Bigger earnings, bigger debt
Higher-income earners in South Africa in particular appear to have come under significant debt pressure, according to the debt index for the second quarter of 2020.
The increase in unsecured debt is, on average, 18% higher than it was four years ago. For consumers earning more than R10,000 per month, unsecured debt is 31% higher – for those earning R20,000 or more per month, unsecured debt levels are 42% higher than 2016 levels.
Consumers earning R20,000 or more a month had an unsustainable debt-to-income ratio of 138%. This is 12% more than during the same period in 2016.
The quarterly analysis by DebtBusters has been tracking client trends over the past four years.
“Although it’s impossible to determine the full impact of the hard lockdown based on just one quarter, the four-year-trend shows that for most consumers, debt levels are steadily increasing,” says Sager.
“This is because nominal incomes have been flat, so in real terms people have less income than in 2016, as inflation over the same period has been around 20% cumulatively.”

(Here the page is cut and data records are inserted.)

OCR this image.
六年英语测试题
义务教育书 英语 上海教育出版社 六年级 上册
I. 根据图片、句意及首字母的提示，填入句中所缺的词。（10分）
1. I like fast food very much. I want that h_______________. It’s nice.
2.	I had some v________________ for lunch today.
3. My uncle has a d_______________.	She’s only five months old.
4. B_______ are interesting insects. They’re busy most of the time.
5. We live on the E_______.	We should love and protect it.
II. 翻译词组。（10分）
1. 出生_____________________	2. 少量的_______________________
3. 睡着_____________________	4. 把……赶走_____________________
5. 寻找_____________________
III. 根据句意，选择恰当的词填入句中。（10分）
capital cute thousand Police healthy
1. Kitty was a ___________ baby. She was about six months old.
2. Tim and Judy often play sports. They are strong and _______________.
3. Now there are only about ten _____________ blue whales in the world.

According to Berniece Hieckmann, head of GetUp, a new offering from financial services provider Metropolitan that includes debt consolidation and income protection, the backdrop of SA’s existing socio-economic landscape means the Covid-19 pandemic has the potential to financially cripple a generation of young South Africans at the very start of their professional journeys.
She points out that, while Covid-19 has had a devastating impact on the global population, young people, in particular, are anticipated to be one of the most significant casualties of the pandemic.
According to the International Labour Organisation (ILO), past recessions have shown that young individuals are usually first to be laid off work, while three out of four work in the informal economy, with little or no social protection. In addition, youth are over-represented in sectors ravaged by the pandemic, such as hospitality, retail and tourism.
“Our research revealed that debt is the lived reality of many millennials. As the financial burden on them increases, so is debt expected to mount – creating a trap that they may struggle to escape,” says Hieckmann.
Chief executive of FNB Easy, Philani Potwana, says to alleviate financial pressures, consumers should fully utilise the free benefits they receive from their banks. These benefits could free up much needed cash in consumers’ wallets, if taken advantage of.
These free benefits could include free cash withdrawals; prepaid airtime for free; free “send money” transactions; free card swipes; free app usage; free data, voice minutes and SMSs; free medical, legal and financial advice.
“Despite the prevailing challenges, we believe there’s an opportunity for all customers to get maximum value from their banking relationship,” says Potwana.
According to Investec chief economist Annabel Bishop, the lagged effect of the very severe lockdown the SA economy has experienced this year has started to come through in the data. The number of individuals losing their salaries over June fell by -20.7% year-on-year, according to the latest BankservAfrica data, while May saw a figure closer to -14% y/y and April around only -1.0% y/y.
The BankservAfrica Take-home Index (BTPI) records the majority of payments from large corporates and a fair number of medium-sized firms that are served by payroll service providers and firm-owned payroll administrators. Bishop points out that the recent decrease of the index may, therefore, not reflect the full impact of salary declines on small firms.
“In South Africa, state subsidies to low income earners have assisted households, and many high income earners and savers have managed to subsist on savings, but the middle income band has been severely affected, with many sliding into poverty, in turn contributing to further severe weakening in economic activity as demand has reduced,” says Bishop.
“The private sector is seeing markedly lower levels of renumeration overall this year compared to last year, while civil servants do not see this collapse, managing to avoid their salaries being reduced by and large, and instead even having agitated via unions for higher levels of renumeration despite the collapse in government’s tax revenues this year.”